For many years BlackBerry was the gold standard of smartphones in the
sector, but as the iPhone has become more common among regular consumers, businesses have slowly adopted iOS devices as well. This shift has been coming for years, but a new set of numbers shows just how far Apple has come in making a move into the enterprise.
Apple CEO Tim Cook and CFO Peter Oppenheimer repeatedly talked about the company's growth in the enterprise sector during a Monday earnings call. A recent IDC report placed iPhones and iPads in the majority of businesses and while this is a major success for the tech giant, the executives also let everyone know that there is a lot more to come.
The growth that Apple has undergone in the enterprise sector seems to be tied to BlackBerry's downfall, which has ramped up during the past two years. A failed attempt to reboot the BlackBerry brand left the enterprise slot open for the taking, and for business professionals the iPad and iPhone have been obvious picks.
After the original iPad was launched, Apple's former CEO Steve Jobs famously said that the company did not have to market the tablet to businesses because "it’s being grabbed out of our hands, anyways." A lack of marketing has not prevented the adoption of iOS devices in the workplace however, and according to IDC, the iPhone and iPad control 59 percent and 79 percent of the enterprise market, respectively.
Now that BlackBerry has been pushed into the periphery, Apple has only had to focus on its main competitor to iOS, Google's Android. While it may have avoided marketing to businesses, Apple has been able to enter the workplace as a result of bring-your-own-device policies and the trickle-down effect perpetuated by employers.

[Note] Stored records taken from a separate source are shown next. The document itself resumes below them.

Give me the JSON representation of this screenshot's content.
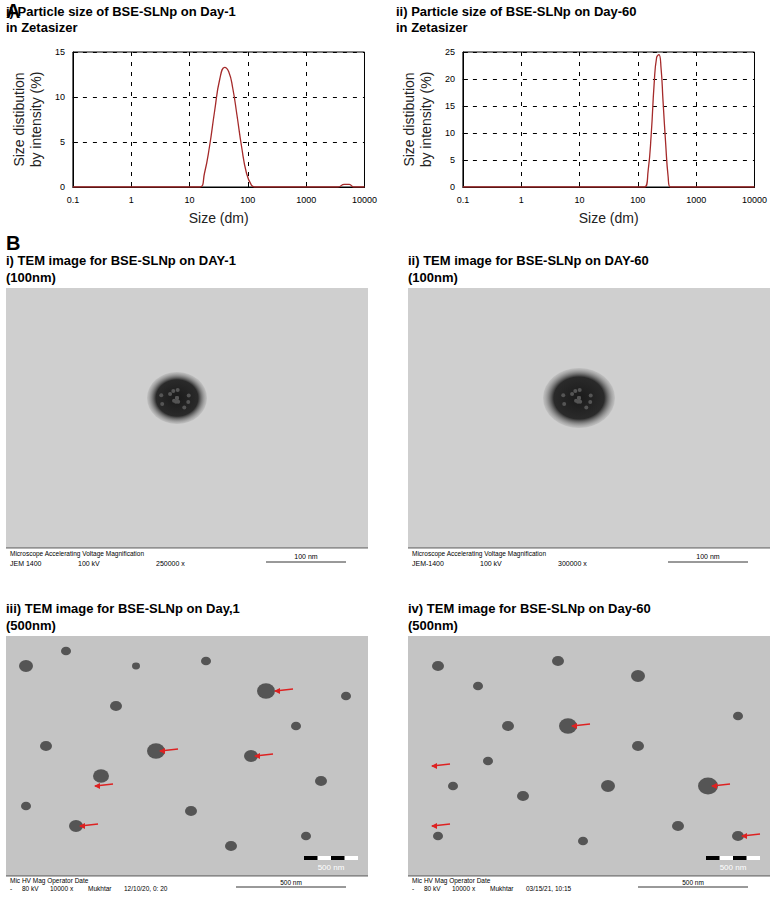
{
  "panel_labels": [
    "A",
    "B"
  ],
  "chart_data": [
    {
      "type": "line",
      "title": "i) Particle size of BSE-SLNp on Day-1\nin Zetasizer",
      "x_label": "Size (dm)",
      "y_label": "Size distibution\nby intensity (%)",
      "x": [
        0.1,
        15,
        18,
        22,
        27,
        33,
        40,
        47,
        55,
        65,
        78,
        95,
        115,
        130,
        3500,
        4500,
        5500,
        6500,
        10000
      ],
      "values": [
        0,
        0,
        1.5,
        4.5,
        8.5,
        12,
        13.3,
        12.8,
        11,
        8,
        4.5,
        1.5,
        0.2,
        0,
        0,
        0.3,
        0.3,
        0,
        0
      ],
      "color": "#a52a2a",
      "log": "x",
      "grid": true,
      "xlim": [
        0.1,
        10000
      ],
      "xticks": [
        0.1,
        1,
        10,
        100,
        1000,
        10000
      ],
      "ylim": [
        0,
        15
      ],
      "yticks": [
        0,
        5,
        10,
        15
      ]
    },
    {
      "type": "line",
      "title": "ii) Particle size of BSE-SLNp on Day-60\nin Zetasizer",
      "x_label": "Size (dm)",
      "y_label": "Size distibution\nby intensity (%)",
      "x": [
        0.1,
        130,
        150,
        170,
        190,
        210,
        230,
        250,
        270,
        300,
        330,
        360,
        10000
      ],
      "values": [
        0,
        0,
        3,
        10,
        19,
        24,
        24.5,
        22,
        16,
        8,
        2,
        0,
        0
      ],
      "color": "#a52a2a",
      "log": "x",
      "grid": true,
      "xlim": [
        0.1,
        10000
      ],
      "xticks": [
        0.1,
        1,
        10,
        100,
        1000,
        10000
      ],
      "ylim": [
        0,
        25
      ],
      "yticks": [
        0,
        5,
        10,
        15,
        20,
        25
      ]
    }
  ],
  "images": [
    {
      "title": "i) TEM image for BSE-SLNp on DAY-1",
      "subtitle": "(100nm)",
      "footer_header": "Microscope Accelerating Voltage Magnification",
      "footer_values": [
        "JEM 1400",
        "100 kV",
        "250000 x"
      ],
      "scale_bar": "100 nm"
    },
    {
      "title": "ii) TEM image for BSE-SLNp on DAY-60",
      "subtitle": "(100nm)",
      "footer_header": "Microscope Accelerating Voltage Magnification",
      "footer_values": [
        "JEM-1400",
        "100 kV",
        "300000 x"
      ],
      "scale_bar": "100 nm"
    },
    {
      "title": "iii) TEM image for BSE-SLNp on Day,1",
      "subtitle": "(500nm)",
      "footer_header": "Mic  HV    Mag    Operator    Date",
      "footer_values": [
        "-",
        "80 kV",
        "10000 x",
        "Mukhtar",
        "12/10/20, 0: 20"
      ],
      "scale_bar": "500 nm"
    },
    {
      "title": "iv) TEM image for BSE-SLNp on Day-60",
      "subtitle": "(500nm)",
      "footer_header": "Mic  HV    Mag    Operator    Date",
      "footer_values": [
        "-",
        "80 kV",
        "10000 x",
        "Mukhtar",
        "03/15/21, 10:15"
      ],
      "scale_bar": "500 nm"
    }
  ]
}
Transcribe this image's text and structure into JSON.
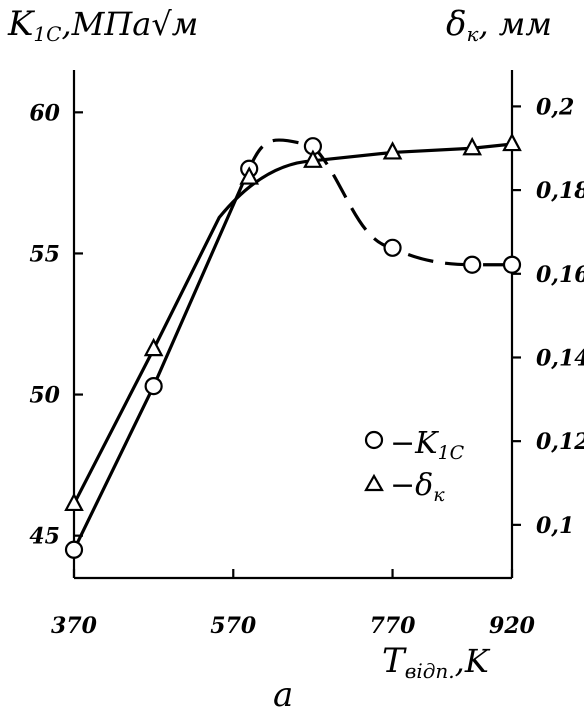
{
  "chart_data": {
    "type": "line",
    "left_axis": {
      "label": "K",
      "sub": "1C",
      "unit": ",МПа√м",
      "range": [
        43.5,
        61.5
      ],
      "ticks": [
        "45",
        "50",
        "55",
        "60"
      ]
    },
    "right_axis": {
      "label": "δ",
      "sub": "к",
      "unit": ", мм",
      "range": [
        0.0873,
        0.2087
      ],
      "ticks": [
        "0,1",
        "0,12",
        "0,14",
        "0,16",
        "0,18",
        "0,2"
      ]
    },
    "x_axis": {
      "label": "T",
      "sub": "відп.",
      "unit": ",K",
      "range": [
        370,
        920
      ],
      "ticks": [
        "370",
        "570",
        "770",
        "920"
      ]
    },
    "series": [
      {
        "name": "K1C",
        "axis": "left",
        "marker": "circle",
        "x": [
          370,
          470,
          590,
          670,
          770,
          870,
          920
        ],
        "y": [
          44.5,
          50.3,
          58.0,
          58.8,
          55.2,
          54.6,
          54.6
        ]
      },
      {
        "name": "δк",
        "axis": "right",
        "marker": "triangle",
        "x": [
          370,
          470,
          590,
          670,
          770,
          870,
          920
        ],
        "y": [
          0.105,
          0.142,
          0.183,
          0.187,
          0.189,
          0.19,
          0.191
        ]
      }
    ],
    "legend": {
      "placement": "lower-right",
      "items": [
        {
          "dash": "−",
          "label": "K",
          "sub": "1C"
        },
        {
          "dash": "−",
          "label": "δ",
          "sub": "к"
        }
      ]
    },
    "caption": "а"
  }
}
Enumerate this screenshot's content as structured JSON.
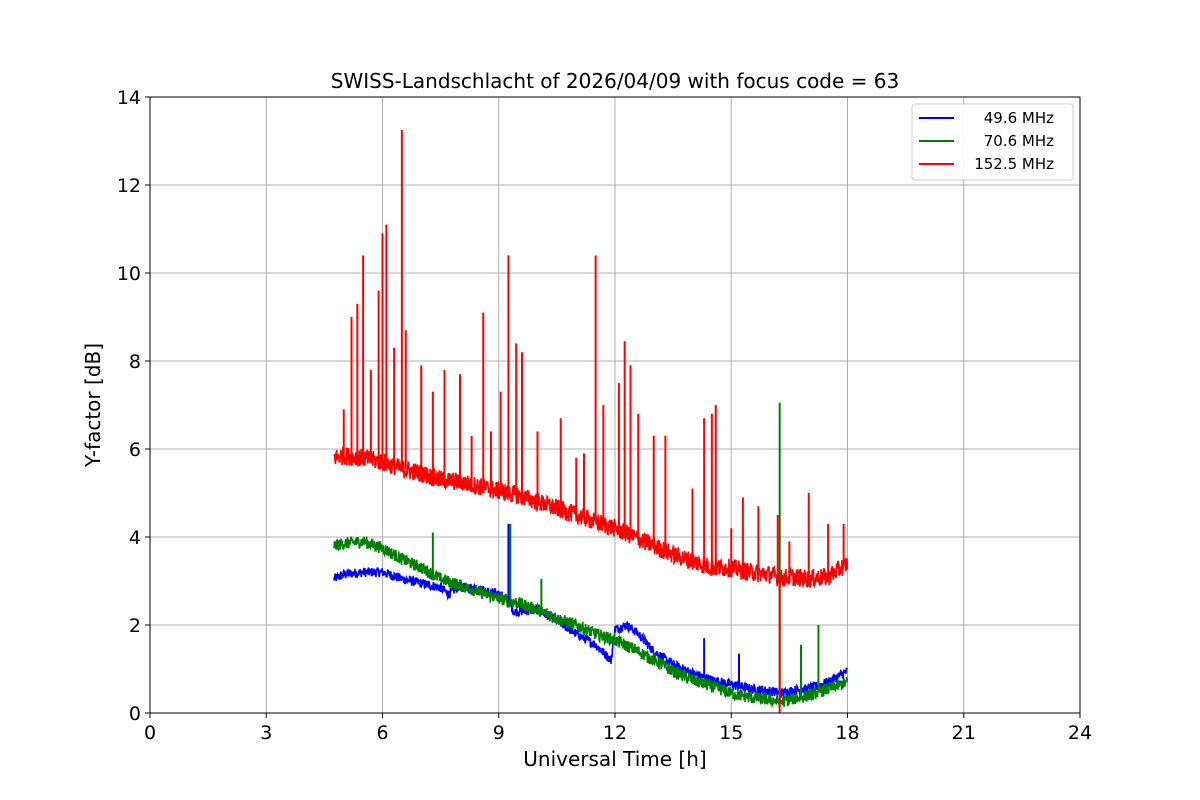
{
  "chart_data": {
    "type": "line",
    "title": "SWISS-Landschlacht of 2026/04/09 with focus code = 63",
    "xlabel": "Universal Time [h]",
    "ylabel": "Y-factor [dB]",
    "xlim": [
      0,
      24
    ],
    "ylim": [
      0,
      14
    ],
    "xticks": [
      0,
      3,
      6,
      9,
      12,
      15,
      18,
      21,
      24
    ],
    "yticks": [
      0,
      2,
      4,
      6,
      8,
      10,
      12,
      14
    ],
    "grid": true,
    "legend_position": "top-right",
    "series": [
      {
        "name": "49.6 MHz",
        "color": "#0000ff",
        "x": [
          4.75,
          5.0,
          5.5,
          6.0,
          6.5,
          7.0,
          7.5,
          7.7,
          8.0,
          8.5,
          9.0,
          9.2,
          9.4,
          10.0,
          10.5,
          11.0,
          11.5,
          11.9,
          12.0,
          12.3,
          12.6,
          13.0,
          13.5,
          14.0,
          14.5,
          15.0,
          15.5,
          16.0,
          16.3,
          16.5,
          17.0,
          17.5,
          18.0
        ],
        "y": [
          3.05,
          3.15,
          3.2,
          3.2,
          3.05,
          2.95,
          2.85,
          2.7,
          2.9,
          2.8,
          2.7,
          2.6,
          2.3,
          2.35,
          2.1,
          1.8,
          1.55,
          1.2,
          1.9,
          2.0,
          1.8,
          1.4,
          1.1,
          0.9,
          0.75,
          0.65,
          0.55,
          0.5,
          0.45,
          0.5,
          0.55,
          0.7,
          0.95
        ]
      },
      {
        "name": "70.6 MHz",
        "color": "#008000",
        "x": [
          4.75,
          5.0,
          5.5,
          6.0,
          6.5,
          7.0,
          7.5,
          8.0,
          8.5,
          9.0,
          9.5,
          10.0,
          10.5,
          11.0,
          11.5,
          12.0,
          12.5,
          13.0,
          13.5,
          14.0,
          14.5,
          15.0,
          15.5,
          16.0,
          16.3,
          16.5,
          17.0,
          17.5,
          18.0
        ],
        "y": [
          3.8,
          3.85,
          3.9,
          3.75,
          3.5,
          3.3,
          3.05,
          2.9,
          2.75,
          2.6,
          2.5,
          2.35,
          2.15,
          2.0,
          1.8,
          1.65,
          1.45,
          1.2,
          0.95,
          0.75,
          0.6,
          0.45,
          0.35,
          0.3,
          0.25,
          0.3,
          0.4,
          0.55,
          0.7
        ]
      },
      {
        "name": "152.5 MHz",
        "color": "#ff0000",
        "x": [
          4.75,
          5.0,
          5.5,
          6.0,
          6.5,
          7.0,
          7.5,
          8.0,
          8.5,
          9.0,
          9.5,
          10.0,
          10.5,
          11.0,
          11.5,
          12.0,
          12.5,
          13.0,
          13.5,
          14.0,
          14.5,
          15.0,
          15.5,
          16.0,
          16.3,
          16.5,
          17.0,
          17.5,
          18.0
        ],
        "y": [
          5.8,
          5.85,
          5.8,
          5.7,
          5.55,
          5.45,
          5.3,
          5.25,
          5.15,
          5.05,
          4.95,
          4.8,
          4.65,
          4.5,
          4.35,
          4.2,
          4.0,
          3.8,
          3.6,
          3.45,
          3.3,
          3.3,
          3.2,
          3.15,
          3.05,
          3.1,
          3.05,
          3.1,
          3.4
        ]
      }
    ],
    "spikes": [
      {
        "series": "49.6 MHz",
        "x": [
          9.25,
          11.85,
          14.3,
          15.2
        ],
        "y": [
          4.3,
          1.2,
          1.7,
          1.35
        ]
      },
      {
        "series": "70.6 MHz",
        "x": [
          7.3,
          9.3,
          10.1,
          16.25,
          16.8,
          17.25
        ],
        "y": [
          4.1,
          4.3,
          3.05,
          7.05,
          1.55,
          2.0
        ]
      },
      {
        "series": "152.5 MHz",
        "x": [
          5.0,
          5.2,
          5.35,
          5.5,
          5.7,
          5.9,
          6.0,
          6.1,
          6.3,
          6.5,
          6.6,
          7.0,
          7.3,
          7.6,
          8.0,
          8.3,
          8.6,
          8.8,
          9.05,
          9.25,
          9.45,
          9.6,
          10.0,
          10.6,
          11.0,
          11.2,
          11.5,
          11.7,
          12.1,
          12.25,
          12.4,
          12.6,
          13.0,
          13.3,
          14.0,
          14.3,
          14.5,
          14.6,
          15.0,
          15.3,
          15.7,
          16.2,
          16.5,
          17.0,
          17.5,
          17.9
        ],
        "y": [
          6.9,
          9.0,
          9.3,
          10.4,
          7.8,
          9.6,
          10.9,
          11.1,
          8.3,
          13.25,
          8.7,
          7.9,
          7.3,
          7.8,
          7.7,
          6.3,
          9.1,
          6.4,
          7.3,
          10.4,
          8.4,
          8.2,
          6.4,
          6.7,
          5.8,
          5.9,
          10.4,
          7.0,
          7.5,
          8.45,
          7.9,
          6.8,
          6.3,
          6.3,
          5.1,
          6.7,
          6.8,
          7.0,
          4.2,
          4.9,
          4.7,
          4.5,
          3.9,
          5.0,
          4.3,
          4.3
        ]
      },
      {
        "series": "152.5 MHz",
        "x": [
          16.25
        ],
        "y": [
          0.0
        ]
      }
    ]
  }
}
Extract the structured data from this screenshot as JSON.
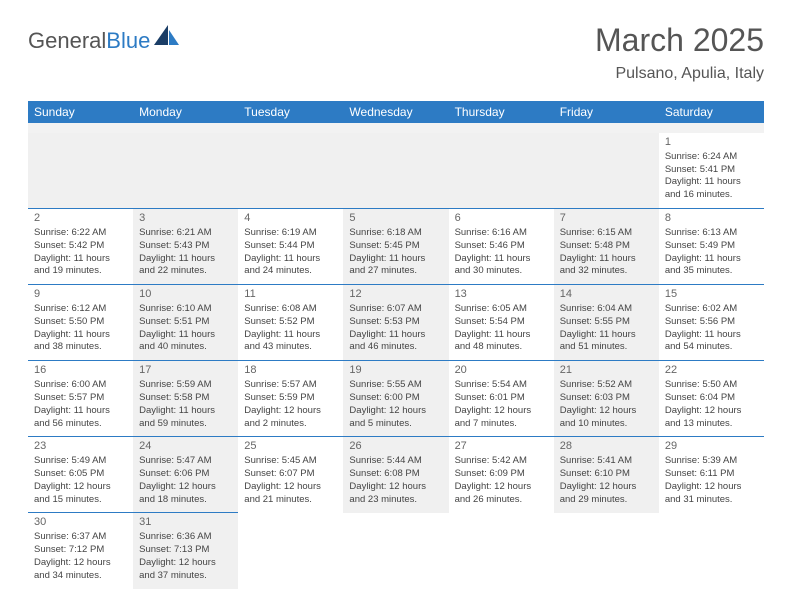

We asked Bob O'Donnell, chief analyst at Technalysis Research, for his opinion on why businesses have been so eager to adopt iOS devices. O'Donnell said that the use of iOS devices by executives and the perceived of Apple products are the main reasons iPhones and iPads are now common in the enterprise.
"Many upper-level executives have bought Apple products, brought them into work and asked their IT departments to support them," said O'Donnell. "This has then trickled down into the main core of employees as well. Second, Apple's products are seen as being more secure than Android and that's critical for the enterprise."
As important as devices may be in the enterprise sector, desktop computers are still crucial to any big business. For Apple, the business computer market has been a more difficult one to crack. In October, NewsFactor reported that a host of issues with OS X Mavericks had caused many users to become frustrated. Between installation issues, crashes, and "little payoff in terms of new features," it seems as though Macs will continue to have a hard time in the enterprise sector even though iOS devices are doing quite well.